Anfragen gibt es besonders häufig, wenn in den Medien etwas aufgewirbelt wird. Etwa der Fall, dass ein Imam der Klassenlehrerin seiner Kinder nicht die Hand geben wollte. Da versucht man bei aller Aufregung im Kompetenzzentrum einen kühlen wissenschaftlichen Kopf zu behalten.
"Also entscheiden, wie damit umgegangen wird, muss die Institution, die betroffen ist. Das machen wir vom Kompetenzzentrum nicht, sondern wir beraten hinsichtlich der Hintergründe, warum der Muslim die Hand nicht gibt, beispielsweise. Und wir würden immer empfehlen, dass es zu respektieren ist, wenn ein muslimischer Mann einer Frau keine Hand gibt aus religiösen Gründen, aber er muss eine Ersatzgeste dafür leisten, beispielsweise eine Verbeugung oder ein Kopfnicken wäre damit auch der Respekt vor der Frau bezeugt."
Mangelndes Wissen bei Medienvertretern
Denn Frauen könnten gerade ihre Menstruation haben und nach streng religiöser Auffassung als unrein gelten. Das Kompetenzzentrum Religion steht allen Menschen offen, interessierten oder gar besorgten Bürgern, Fachleuten, die mit und für Menschen aus anderen Kulturkreisen arbeiten, Politikern, aber auch Journalisten. Geschäftsführer Lars Allolio-Näcke erlebt immer wieder, dass gerade bei Medienvertretern kaum noch Wissen über Religionen vorhanden ist, nicht einmal über das Christentum.

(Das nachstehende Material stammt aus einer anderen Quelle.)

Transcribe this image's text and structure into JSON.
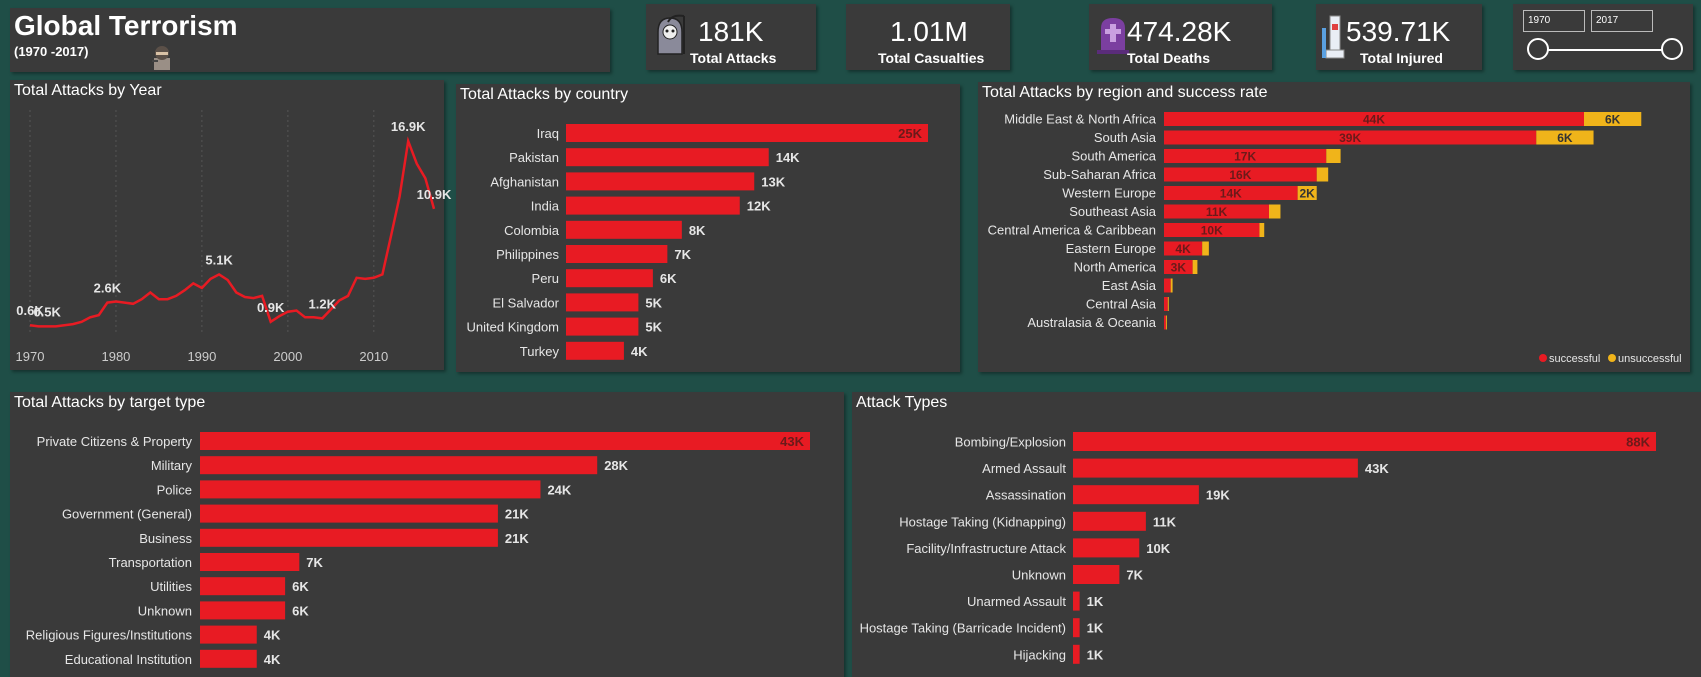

Das Kompetenzzentrum Religion will aber auch für die Menschen da sein, für die Religion bisher kein Thema war. Denn auch wenn wir in einer verweltlichten säkularisierten Welt leben, so ist der Glaube der anderen ein gesellschaftlich-politischer Faktor, mit dem man sich auch als Religions- und Konfessionsloser auskennen sollte.
"Was uns wichtig erscheint, dass den Menschen Kenntnisse über Religion vermittelt werden, die keine Religion haben. Weil immer noch die Vorstellung herrscht, dass Religion Privatsache ist und auch nur dort auftritt, wo private Menschen zusammen sind. Aber das ist nicht der Fall. Säkularisierung beschreibt nur eine Seite unserer Gesellschaft und Religion ist ein Teil des öffentlichen Raumes und deswegen muss da mehr Aufklärung geleistet werden."